Scarti del vino, meno costi più energia

Gli scarti del vino al centro del progetto BioVale -BIOraffineria: VALore aggiunto dei sottoprodotti Enologici, promosso dall’Università Tor Vergata e Donne della Vite

Valorizzare gli scarti della filiera vitivinicola utilizzandoli in cantina per ridurre i costi di trattamento dei rifiuti e produrre energia elettrica pulita. E’ il progetto BioVale -BIOraffineria: VALore aggiunto dei sottoprodotti Enologici- promosso dal Dipartimento di Scienze e Tecnologie Chimiche dell’Università di Roma Tor Vergata, in collaborazione con l’Associazione Donne della Vite e finanziato dalla Fondazione AGER-Agricoltura e Ricerca.
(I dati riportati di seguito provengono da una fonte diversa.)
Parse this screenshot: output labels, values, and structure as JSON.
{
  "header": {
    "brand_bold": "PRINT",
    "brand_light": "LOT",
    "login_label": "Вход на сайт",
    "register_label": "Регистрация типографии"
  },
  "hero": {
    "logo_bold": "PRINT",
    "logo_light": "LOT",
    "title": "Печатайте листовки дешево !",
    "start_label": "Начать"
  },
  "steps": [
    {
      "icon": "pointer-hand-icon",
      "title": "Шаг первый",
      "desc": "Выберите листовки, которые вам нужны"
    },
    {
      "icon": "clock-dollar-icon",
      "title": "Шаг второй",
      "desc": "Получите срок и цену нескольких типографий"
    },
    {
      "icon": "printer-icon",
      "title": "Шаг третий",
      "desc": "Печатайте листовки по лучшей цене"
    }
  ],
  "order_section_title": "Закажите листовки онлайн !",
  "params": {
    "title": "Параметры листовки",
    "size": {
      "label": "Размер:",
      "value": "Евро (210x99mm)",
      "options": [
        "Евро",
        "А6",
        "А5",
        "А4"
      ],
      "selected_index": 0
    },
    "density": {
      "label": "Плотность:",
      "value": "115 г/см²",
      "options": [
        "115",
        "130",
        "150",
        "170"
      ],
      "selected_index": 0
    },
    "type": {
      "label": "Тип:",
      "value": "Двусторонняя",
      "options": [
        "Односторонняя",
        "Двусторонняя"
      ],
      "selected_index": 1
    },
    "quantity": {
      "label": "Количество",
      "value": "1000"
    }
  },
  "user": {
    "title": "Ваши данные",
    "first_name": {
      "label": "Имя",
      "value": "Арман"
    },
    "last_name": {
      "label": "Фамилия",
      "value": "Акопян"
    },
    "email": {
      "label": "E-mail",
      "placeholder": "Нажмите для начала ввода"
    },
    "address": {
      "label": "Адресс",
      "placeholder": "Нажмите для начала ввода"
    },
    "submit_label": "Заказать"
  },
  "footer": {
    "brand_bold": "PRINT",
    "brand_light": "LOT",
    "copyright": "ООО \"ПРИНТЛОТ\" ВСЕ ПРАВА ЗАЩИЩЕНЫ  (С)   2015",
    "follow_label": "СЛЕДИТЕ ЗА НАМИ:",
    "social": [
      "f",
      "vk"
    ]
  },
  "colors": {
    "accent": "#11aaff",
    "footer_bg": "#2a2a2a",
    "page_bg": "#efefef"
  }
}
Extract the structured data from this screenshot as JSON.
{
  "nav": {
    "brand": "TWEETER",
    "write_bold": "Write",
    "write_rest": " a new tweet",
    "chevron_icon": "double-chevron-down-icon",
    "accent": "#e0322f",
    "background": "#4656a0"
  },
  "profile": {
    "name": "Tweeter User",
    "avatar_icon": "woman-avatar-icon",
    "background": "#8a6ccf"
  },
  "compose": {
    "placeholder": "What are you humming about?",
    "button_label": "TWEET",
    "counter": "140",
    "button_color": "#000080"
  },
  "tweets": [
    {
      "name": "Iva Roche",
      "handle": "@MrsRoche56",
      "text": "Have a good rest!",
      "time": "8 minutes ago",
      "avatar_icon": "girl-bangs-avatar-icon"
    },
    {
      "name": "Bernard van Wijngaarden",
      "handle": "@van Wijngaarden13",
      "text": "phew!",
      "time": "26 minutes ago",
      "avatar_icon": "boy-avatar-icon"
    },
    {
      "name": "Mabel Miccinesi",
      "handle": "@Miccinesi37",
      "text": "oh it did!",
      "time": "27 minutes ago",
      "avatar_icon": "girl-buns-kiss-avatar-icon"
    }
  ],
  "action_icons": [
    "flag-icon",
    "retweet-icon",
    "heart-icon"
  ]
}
I due incontri del 29 gennaio a Soave, nel veronese, e il 30 gennaio a Poggibonsi, in provincia di Siena, serviranno per mettere in contatto il mondo della ricerca, dell’industria e dell’enologia. La filiera vitivinicola, che produce sottoprodotti e scarti come i raspi, le vinacce, le fecce e le acque di lavaggio della cantina, viene ripensata in una nuova prosepttiva di economia circolare, attraverso il concetto di bioraffineria. Nei due incontri verranno illustrate le possibilità di sfruttamento a fini energetici delle biomasse provenienti dai sottoprodotti.

L’utilizzo in cantina il metabolismo dei microorganismi presenti negli scarti enologici, oltre a tagliare i costi, spiegano le ricercatrici del Dipartimento di Tor Vergata, Barbara Mecheri e Alessandra D’Epifanio, consentirà di innovare i processi per la conversione energetica e lo sfruttamento di nuove fonti rinnovabili. Sono i cosiddetti sistemi bioelettrochimici che potenzialmente sono applicabili anche sulle acque di vegetazione ottenute nel processo di frangitura delle olive, spiegano le ricercatrici.